Keadilan dan Kesadaran
Melakukan aksi pada lima bidang utama, perlu diagendakan. Aksi ditujukan bagi mereka yang terdampak, dilakukan bersama berbagai pihak. Baik pengguna maupun penyedia layanan alat bantu. Dengan goal, difabel tidak harus pergi terlalu jauh, untuk mendapatkan alat bantu yang dibutuhkan. Dengan demikian, indikator kemajuan negara terwujud.

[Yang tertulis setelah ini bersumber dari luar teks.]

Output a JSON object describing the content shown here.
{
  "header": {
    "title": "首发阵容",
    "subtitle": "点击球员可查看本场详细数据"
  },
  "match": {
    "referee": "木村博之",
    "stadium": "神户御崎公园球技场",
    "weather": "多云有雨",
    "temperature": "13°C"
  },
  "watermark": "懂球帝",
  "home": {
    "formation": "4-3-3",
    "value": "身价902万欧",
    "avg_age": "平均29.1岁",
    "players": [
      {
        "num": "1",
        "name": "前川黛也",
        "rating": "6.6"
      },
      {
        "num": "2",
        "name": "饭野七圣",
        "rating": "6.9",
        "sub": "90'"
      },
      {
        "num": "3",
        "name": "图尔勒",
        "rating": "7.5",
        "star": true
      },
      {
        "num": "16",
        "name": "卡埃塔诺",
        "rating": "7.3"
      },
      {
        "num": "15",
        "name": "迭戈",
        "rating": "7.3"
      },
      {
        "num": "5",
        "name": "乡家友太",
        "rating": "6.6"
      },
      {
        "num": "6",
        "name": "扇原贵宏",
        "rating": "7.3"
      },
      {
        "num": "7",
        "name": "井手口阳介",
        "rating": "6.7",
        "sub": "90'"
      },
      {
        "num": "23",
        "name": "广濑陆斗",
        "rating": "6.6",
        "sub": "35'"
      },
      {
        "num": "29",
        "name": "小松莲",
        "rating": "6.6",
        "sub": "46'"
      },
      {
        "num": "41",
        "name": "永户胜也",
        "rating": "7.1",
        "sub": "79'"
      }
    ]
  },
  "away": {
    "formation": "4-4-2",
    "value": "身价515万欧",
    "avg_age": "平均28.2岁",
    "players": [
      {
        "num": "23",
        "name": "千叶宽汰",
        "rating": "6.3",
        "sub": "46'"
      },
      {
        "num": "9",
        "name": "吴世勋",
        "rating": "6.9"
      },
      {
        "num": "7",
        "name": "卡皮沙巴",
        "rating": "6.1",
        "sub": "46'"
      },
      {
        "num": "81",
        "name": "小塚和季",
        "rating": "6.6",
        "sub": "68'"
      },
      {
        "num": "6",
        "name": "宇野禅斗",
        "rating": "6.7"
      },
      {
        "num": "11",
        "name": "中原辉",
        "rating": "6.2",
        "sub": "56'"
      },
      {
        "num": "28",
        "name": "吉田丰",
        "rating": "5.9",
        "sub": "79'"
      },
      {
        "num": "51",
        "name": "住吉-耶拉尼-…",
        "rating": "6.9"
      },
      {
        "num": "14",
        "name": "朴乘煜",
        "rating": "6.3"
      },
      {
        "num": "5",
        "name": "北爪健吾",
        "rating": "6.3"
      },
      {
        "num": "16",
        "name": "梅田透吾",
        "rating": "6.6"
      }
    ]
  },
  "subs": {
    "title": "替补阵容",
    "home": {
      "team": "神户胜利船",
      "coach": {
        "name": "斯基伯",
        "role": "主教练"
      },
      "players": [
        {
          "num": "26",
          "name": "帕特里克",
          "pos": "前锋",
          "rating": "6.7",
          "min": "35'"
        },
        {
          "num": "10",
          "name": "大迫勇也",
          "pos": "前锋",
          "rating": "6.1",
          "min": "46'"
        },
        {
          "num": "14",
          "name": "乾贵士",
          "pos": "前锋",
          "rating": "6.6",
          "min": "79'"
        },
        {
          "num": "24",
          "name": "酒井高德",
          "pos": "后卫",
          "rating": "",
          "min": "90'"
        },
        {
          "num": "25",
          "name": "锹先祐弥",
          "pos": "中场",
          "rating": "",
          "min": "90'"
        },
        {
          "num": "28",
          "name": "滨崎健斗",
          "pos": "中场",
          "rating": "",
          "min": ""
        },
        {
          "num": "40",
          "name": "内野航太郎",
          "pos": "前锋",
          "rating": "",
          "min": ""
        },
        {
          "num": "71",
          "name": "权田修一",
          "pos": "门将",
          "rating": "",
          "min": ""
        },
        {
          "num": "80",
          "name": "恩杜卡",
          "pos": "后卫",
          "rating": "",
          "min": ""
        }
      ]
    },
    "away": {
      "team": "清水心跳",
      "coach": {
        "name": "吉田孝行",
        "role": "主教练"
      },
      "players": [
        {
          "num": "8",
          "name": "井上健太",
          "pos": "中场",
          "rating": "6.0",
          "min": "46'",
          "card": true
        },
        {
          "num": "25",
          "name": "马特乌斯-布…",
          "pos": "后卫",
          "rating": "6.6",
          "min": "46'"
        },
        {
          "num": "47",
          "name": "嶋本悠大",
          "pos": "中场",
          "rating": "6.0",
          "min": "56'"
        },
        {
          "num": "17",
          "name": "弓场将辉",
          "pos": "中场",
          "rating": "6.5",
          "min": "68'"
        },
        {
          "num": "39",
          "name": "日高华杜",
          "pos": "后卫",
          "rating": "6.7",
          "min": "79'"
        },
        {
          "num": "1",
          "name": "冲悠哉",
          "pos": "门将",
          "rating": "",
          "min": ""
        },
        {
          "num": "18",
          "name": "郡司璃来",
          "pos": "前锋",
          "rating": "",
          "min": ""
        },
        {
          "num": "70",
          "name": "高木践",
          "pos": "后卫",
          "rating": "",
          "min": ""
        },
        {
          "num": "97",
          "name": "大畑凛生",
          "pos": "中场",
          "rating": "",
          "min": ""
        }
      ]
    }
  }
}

Dibutuhkan juga, tenaga profesional terlatih, untuk memberikan dukungan pada penggguna alat bantu. Kemudian penguatan sistem pada suatu negara. Serta, melakukan assessment terkait rintangan terbesar apa yang dihadapi. Apakah pada personil atau pengguna alat bantu, atau pada akes yang tak mudah.
Mulai mengintegrasi produk sampai tingkat bawah, menjadi pesan penting salah satu petinggi badan kesehatan dunia itu. Hal tersebut dimungkinkan dapat menciptakan layanan kesehatn dan pendidikan, transportasi yang terjangkau hingga tingkat bawah. Sehingga, difabel tidak harus pergi jauh untuh dapat mengaksesnya.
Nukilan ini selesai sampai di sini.